If you’re a smoker you’re at risk of developing coronary heart disease. Plaque develops in your blood vessels, if a plaque ruptures a blood clot will form. If the clot blocks the supply of blood to the heart - a heart attack will follow. Whether you survive a heart attack will depend on the severity of the attack, your age and overall health, and how quickly you receive emergency medical treatment.
If you’re a smoker, and you’re also overweight, have high cholesterol, drink alcohol to excess and don’t exercise regularly you are at exceptionally high risk not only of a future heart attack, but up to 36 other subtypes of cardiovascular disease3.
Smokers are 2-4 times more likely to develop coronary heart disease than non smokers. Smoking a pack of cigarettes a day doubles your risk of having a heart attack.
- I am over 20
- I drink alcohol
- I need more exercise
- I am overweight
- I eat junk food
- I suffer from stress
If you’re a smoker and you ticked any of the above boxes you should urgently consider stopping smoking. Find the stop smoking strategy that suits your lifestyle and make a plan to quit.

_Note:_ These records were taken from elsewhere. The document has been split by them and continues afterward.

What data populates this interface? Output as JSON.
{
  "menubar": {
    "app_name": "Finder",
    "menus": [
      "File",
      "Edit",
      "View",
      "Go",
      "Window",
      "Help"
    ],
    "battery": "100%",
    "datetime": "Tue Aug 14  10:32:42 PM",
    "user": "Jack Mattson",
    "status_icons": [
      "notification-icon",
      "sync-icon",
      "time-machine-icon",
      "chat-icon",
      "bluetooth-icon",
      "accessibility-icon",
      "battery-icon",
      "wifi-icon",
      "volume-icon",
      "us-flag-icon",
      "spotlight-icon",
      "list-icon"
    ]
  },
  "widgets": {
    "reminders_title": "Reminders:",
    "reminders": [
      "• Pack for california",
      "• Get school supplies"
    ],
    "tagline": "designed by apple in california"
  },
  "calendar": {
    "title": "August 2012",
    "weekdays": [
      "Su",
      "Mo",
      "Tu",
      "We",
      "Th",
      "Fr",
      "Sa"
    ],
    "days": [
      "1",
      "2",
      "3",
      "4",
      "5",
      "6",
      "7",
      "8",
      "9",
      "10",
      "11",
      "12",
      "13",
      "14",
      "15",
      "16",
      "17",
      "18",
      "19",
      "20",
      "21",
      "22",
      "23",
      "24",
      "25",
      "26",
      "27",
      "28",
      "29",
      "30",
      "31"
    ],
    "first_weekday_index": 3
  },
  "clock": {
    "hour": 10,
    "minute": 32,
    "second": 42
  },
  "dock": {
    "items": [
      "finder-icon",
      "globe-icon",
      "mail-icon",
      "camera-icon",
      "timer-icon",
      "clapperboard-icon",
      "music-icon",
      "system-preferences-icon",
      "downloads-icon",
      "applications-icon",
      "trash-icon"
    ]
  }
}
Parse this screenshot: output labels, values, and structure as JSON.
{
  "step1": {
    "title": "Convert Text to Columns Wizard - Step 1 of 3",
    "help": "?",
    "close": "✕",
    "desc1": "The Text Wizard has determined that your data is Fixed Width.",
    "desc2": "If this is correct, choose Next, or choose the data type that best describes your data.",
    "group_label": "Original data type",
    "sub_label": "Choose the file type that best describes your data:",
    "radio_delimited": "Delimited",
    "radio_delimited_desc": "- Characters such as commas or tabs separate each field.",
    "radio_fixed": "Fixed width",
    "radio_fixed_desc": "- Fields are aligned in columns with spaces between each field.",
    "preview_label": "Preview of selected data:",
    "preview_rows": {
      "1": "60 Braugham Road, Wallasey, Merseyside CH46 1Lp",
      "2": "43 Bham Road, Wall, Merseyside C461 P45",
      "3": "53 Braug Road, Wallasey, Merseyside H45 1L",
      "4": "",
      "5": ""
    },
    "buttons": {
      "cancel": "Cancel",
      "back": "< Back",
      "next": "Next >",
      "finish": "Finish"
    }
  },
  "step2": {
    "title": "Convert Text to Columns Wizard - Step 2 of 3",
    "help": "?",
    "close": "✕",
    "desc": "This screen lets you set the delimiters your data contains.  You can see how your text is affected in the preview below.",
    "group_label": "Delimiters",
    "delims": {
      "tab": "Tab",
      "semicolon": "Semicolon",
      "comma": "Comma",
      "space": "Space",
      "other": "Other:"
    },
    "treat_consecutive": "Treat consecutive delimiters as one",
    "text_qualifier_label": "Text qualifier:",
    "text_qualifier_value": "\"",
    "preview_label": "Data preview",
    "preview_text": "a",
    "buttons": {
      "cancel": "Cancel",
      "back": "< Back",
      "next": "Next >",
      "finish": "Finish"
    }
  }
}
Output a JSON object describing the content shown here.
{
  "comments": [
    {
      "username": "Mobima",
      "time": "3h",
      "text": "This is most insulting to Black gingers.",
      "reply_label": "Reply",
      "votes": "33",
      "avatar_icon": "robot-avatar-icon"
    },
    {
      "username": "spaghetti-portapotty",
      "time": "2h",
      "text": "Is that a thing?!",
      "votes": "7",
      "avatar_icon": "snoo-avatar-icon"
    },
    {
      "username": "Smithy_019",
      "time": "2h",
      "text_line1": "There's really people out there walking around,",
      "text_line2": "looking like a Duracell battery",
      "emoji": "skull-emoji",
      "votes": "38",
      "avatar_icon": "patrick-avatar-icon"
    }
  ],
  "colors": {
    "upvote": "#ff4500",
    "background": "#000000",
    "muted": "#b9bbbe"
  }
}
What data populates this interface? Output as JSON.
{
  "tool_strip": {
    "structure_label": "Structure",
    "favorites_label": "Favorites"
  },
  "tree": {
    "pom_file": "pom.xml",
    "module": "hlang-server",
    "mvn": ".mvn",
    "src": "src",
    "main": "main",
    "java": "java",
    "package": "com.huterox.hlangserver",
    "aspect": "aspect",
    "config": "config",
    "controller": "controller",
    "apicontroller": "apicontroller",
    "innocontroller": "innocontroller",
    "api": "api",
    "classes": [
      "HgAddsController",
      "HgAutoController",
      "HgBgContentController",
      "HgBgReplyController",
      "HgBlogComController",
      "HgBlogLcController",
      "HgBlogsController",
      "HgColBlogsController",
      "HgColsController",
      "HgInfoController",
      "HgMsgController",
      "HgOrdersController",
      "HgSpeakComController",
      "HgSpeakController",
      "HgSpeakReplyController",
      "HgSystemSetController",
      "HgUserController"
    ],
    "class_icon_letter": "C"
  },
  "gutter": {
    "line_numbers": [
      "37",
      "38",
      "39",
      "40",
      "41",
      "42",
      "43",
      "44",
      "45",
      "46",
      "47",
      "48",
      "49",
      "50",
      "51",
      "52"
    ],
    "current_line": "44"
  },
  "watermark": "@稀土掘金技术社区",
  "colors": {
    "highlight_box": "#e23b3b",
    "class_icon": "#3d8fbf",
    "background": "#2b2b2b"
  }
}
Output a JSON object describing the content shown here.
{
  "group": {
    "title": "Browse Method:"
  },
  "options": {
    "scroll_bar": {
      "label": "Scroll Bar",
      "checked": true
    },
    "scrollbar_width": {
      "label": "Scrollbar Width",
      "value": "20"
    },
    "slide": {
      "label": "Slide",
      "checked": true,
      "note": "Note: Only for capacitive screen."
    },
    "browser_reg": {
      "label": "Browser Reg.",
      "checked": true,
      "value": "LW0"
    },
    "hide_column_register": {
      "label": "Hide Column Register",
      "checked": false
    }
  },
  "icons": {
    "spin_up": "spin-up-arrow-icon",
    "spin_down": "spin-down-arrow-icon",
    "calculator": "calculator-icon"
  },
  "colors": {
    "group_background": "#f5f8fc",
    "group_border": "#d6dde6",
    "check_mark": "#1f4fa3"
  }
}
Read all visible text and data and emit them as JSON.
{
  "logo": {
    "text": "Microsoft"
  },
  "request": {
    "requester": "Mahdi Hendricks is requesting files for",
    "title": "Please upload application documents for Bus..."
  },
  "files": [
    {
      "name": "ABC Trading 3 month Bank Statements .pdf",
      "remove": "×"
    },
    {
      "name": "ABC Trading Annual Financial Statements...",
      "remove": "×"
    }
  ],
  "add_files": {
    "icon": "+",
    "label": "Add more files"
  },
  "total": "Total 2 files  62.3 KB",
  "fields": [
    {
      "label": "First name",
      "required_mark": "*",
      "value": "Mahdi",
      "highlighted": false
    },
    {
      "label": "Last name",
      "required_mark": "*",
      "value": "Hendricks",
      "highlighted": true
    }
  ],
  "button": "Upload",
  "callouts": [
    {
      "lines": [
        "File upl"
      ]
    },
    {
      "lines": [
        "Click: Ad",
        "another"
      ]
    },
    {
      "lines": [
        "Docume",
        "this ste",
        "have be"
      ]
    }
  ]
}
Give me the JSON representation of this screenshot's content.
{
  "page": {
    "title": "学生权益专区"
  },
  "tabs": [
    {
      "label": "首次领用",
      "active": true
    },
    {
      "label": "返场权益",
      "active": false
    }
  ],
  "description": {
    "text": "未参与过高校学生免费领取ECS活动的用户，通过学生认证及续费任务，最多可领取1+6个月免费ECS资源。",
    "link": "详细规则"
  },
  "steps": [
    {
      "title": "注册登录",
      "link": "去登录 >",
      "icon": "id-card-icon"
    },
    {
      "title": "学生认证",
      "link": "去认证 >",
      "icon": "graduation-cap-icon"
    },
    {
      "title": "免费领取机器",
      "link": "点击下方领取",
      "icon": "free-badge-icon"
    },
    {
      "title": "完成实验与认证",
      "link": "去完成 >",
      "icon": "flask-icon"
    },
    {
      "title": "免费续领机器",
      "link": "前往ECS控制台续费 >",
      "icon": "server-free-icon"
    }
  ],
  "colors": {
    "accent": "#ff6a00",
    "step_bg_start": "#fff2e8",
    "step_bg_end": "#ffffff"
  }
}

There are several products and treatments currently available to people who want to give up smoking. The best known are so called NRT (nicotine replacement) treatments. They are supposed to reduce cravings for cigarettes by giving patients an alternative source of nicotine. This usually takes the form of skin patches, inhalers, chewing gum or lozenges. These products are popular and easily available, but some studies suggest that there is a high rate of relapse and that many users will start smoking again in one year.
An increasingly popular alternative to NRT is prescription medications that are completely nicotine free. They manage the chemical processes in the brain that create nicotine cravings and reward smokers with pleasurable sensations when they inhale nicotine. Although prescription medications like Champix are not be suitable for everybody, the majority of smokers can use them safely. DoktorABC’s online Doctors are licensed to prescribe Champix to UK patients. Simply complete a short medical questionnaire to get started.
Does Giving Up Smoking Reduce the Risk of Heart Attack?
If reading this article is making you nervous (and it should) there is good news. If you give up smoking you will immediately start to reduce the risk of a heart attack. This is the case even if you have been smoking for years and lead a generally unhealthy lifestyle.
As soon as you give up smoking you’ll have stopped depositing tar and other impurities in your blood vessels. At this point it’s worth seeing your GP for a full check up and some advice about how to improve your overall health. With a proper diet and exercise plan it may be possible to start reversing some of the damage that you have done to your circulatory system with cigarettes. At the very least, you may be able to reduce other factors that contribute to heart disease.
Do you have a family history of heart disease?
If you have a history of heart disease in your family you may be at an increased risk of developing cardiovascular problems. If you’re also a smoke the risk may be dangerously high and you should consider giving up smoking immediately.
A Fresh Start in Life
People who succeed to give up smoking often find that they suddenly have greater self confidence and a new concept of what’s actually possible in their lives. Giving up smoking often leads to a new and healthier lifestyle with increased enthusiasm for sport and healthy eating. All of these changes can further reduce the risk of a heart attack for ex smokers.